Langit kerajaan Arventilous tampak kelabu saat pemakaman Duces Athalla berlangsung. Gerimis turun perlahan, seolah ikut berduka atas kepergian seorang wanita paling cemerlang di tanah itu. Semua orang menunduk, tetapi seorang gadis kecil berambut perak, berdiri tegak di antara orang-orang berkabung, gaunnya hitam legam, wajahnya tanpa air mata.
Dia adalah Viviane, putri sah dari Duke Caelum, duke yang saat ini memegang kekuasaan di wilayah timur Arventilous dan Duces Athalla yang telah mangkat. Sejak kecil, nama Viviane sudah dikenal karena kecerdasannya yang melampaui anak seusianya. Tapi apa arti kejeniusannya bila setiap malam ia tidur tanpa kasih sayang, hanya ditemani sunyi dan pengkhianatan?
Viviane masih ingat, saat usianya delapan tahun, ayahnya pulang membawa seorang wanita asing dan seorang anak laki-laki yang berusia sepuluh tahun. Anak itu memiliki mata dan garis wajah yang mirip dengan Duke Caelum. Orang-orang memanggilnya "anak dari pernikahan sebelumnya sang wanita", namun Viviane tidak bodoh. Ia hanya menatap mereka dengan mata datar, ekspresi kosong seperti permukaan cermin tanpa retakan.
Ia tak menangis. Tak bertanya. Tak menyambut saudara tirinya. Ia hanya membungkuk kecil dan mengucap salam, seolah tak memahami luka yang disayatkan ke dalam hidupnya.
Padahal sejak usia enam tahun, ia telah menyadari bahwa ayahnya bukan pria yang baik. Ia melihat perubahan ibunya, Duces Athalla, yang dahulu cerah dan tajam menjadi seperti boneka hidup yang tersenyum hampa, terus mengejar perhatian Duke Caelum, bahkan saat pria itu jelas-jelas tak menginginkannya.
Viviane mulai mencurigai sesuatu.
Ia sering menyelinap diam-diam ke balik pintu kamar orang tuanya, hanya untuk mendengar ibunya diperlakukan seperti budak cinta, dikecilkan, dimanipulasi.

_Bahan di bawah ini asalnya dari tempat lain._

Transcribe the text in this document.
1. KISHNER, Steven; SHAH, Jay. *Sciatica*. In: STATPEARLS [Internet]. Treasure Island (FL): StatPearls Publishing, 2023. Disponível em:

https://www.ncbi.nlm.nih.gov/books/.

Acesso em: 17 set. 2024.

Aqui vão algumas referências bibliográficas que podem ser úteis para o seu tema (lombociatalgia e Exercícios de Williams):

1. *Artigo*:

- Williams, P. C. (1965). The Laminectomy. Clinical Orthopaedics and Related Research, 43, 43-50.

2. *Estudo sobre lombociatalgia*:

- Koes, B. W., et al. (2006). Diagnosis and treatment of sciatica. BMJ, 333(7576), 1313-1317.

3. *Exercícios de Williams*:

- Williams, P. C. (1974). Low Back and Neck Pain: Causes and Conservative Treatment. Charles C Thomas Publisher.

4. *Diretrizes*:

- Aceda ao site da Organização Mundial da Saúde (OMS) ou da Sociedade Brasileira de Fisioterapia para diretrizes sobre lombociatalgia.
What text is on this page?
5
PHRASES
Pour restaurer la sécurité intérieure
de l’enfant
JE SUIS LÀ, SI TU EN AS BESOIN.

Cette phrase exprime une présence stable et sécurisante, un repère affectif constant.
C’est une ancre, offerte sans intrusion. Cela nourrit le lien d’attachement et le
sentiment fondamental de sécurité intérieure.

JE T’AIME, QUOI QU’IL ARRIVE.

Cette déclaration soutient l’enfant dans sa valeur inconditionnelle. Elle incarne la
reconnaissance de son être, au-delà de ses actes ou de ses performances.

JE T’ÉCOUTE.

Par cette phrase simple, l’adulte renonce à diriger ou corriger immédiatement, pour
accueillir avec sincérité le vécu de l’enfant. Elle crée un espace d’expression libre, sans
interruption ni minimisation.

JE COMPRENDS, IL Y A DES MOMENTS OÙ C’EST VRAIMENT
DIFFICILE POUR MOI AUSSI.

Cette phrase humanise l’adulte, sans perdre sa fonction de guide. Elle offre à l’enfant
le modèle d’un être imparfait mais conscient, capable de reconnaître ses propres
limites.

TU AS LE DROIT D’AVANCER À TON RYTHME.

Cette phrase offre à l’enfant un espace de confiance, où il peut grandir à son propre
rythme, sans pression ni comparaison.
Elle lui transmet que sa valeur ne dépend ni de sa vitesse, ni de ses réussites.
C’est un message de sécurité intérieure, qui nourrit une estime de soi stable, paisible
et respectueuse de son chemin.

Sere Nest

Suatu malam, ia melihat sendiri ibunya mengemis untuk tidur bersama Duke, namun pria itu mendorongnya dan memanggil wanita lain di belakangnya. Viviane bergetar, tapi tak menangis. Hanya menatap, menghafal, dan menyimpan dendam dalam diam.
Hari itu ia mendengar suara teriakan hebat. Pintu terbuka, dan seorang pria tua yang datang membawa penawar ramuan cinta dilempar ke lantai, lalu digiring keluar oleh para ksatria. Ia dieksekusi malam itu juga. Ibunya yang sempat sadar dari pengaruh ramuan, kembali dicekoki minuman yang sama. Sejak saat itu, Viviane tahu: ibunya bukan lemah ibunya dijerat oleh sihir cinta.
Duke Caelum, pria yang konon memesona karena kecerdasan dan ketampanannya, ternyata hanyalah pengecut yang menginginkan kekuasaan. Ia menikahi Duces Athalla bukan karena cinta, melainkan karena ia ingin menduduki posisi Duke. Athalla, yang dulunya dicintai banyak bangsawan, hanya memilih satu pria: pria yang justru menghancurkannya.
Dua tahun setelah malam kelam itu, Duces Athalla ditemukan meninggal secara misterius. Kata para pelayan, ia jatuh dari balkon saat termenung. Tapi Viviane tahu lebih dari itu. Ia tahu ibunya tidak pernah ceroboh. Ia tahu, kematian itu bukan kecelakaan melainkan pembunuhan yang tersamar.
Dan saat peti jenazah ibunya masih diturunkan ke liang tanah, Duke Caelum telah berdiri bersama wanita barunya di sisi kanan altar, mengenakan jubah abu-abu aristokrat. Wajahnya tak menampakkan kesedihan, hanya senyuman samar penuh kemenangan. Di sampingnya berdiri anak laki-laki yang dua tahun lebih tua dari Viviane, saudara tirinya yang kini diperkenalkan sebagai "anak Duke yang lain."
Orang-orang bergumam. Beberapa memalingkan wajah, tapi tak ada yang berani menentang Duke Caelum. Mereka terlalu takut. Terlalu tunduk pada kekuasaan.
Viviane hanya berdiri. Memandang lurus ke arah ayahnya dan wanita itu. Wajahnya tetap tenang. Tak ada air mata. Tak ada protes. Ia seperti patung kecil berbalut kesedihan yang membatu.
Namun dalam hatinya, badai sudah bergemuruh.
Ia mengingat semua luka yang terukir sejak kecil. Ia mengingat wajah ibunya yang kehilangan cahaya. Ia mengingat senyum palsu ayahnya, tawa hambar wanita simpanan itu, dan tatapan licik sang kakak tiri yang kini berjalan bersamanya di istana yang dulu dibangun dari cinta ibunya.
Viviane tahu, dunia bangsawan dipenuhi kebohongan dan kepalsuan. Tapi ia bukan anak kecil lagi. Ia bukan boneka yang bisa diputar untuk bersikap patuh.
Dia adalah darah daging Duces Athalla seorang jenius, terlahir dari kehormatan dan luka. Dan suatu hari, dunia akan menyadari bahwa senyum datar seorang putri bukan berarti kebodohan.
___
Roda kereta bangsawan berderak lembut melewati jalan batu berlumut menuju kediaman keluarga Duke Caelum. Di dalamnya, duduk seorang wanita muda bergaun biru gelap berhias sulaman perak, rambut peraknya terurai rapi dengan sanggul kecil di belakang. Mata kelamnya menatap keluar jendela, namun pikirannya tak berada di sana.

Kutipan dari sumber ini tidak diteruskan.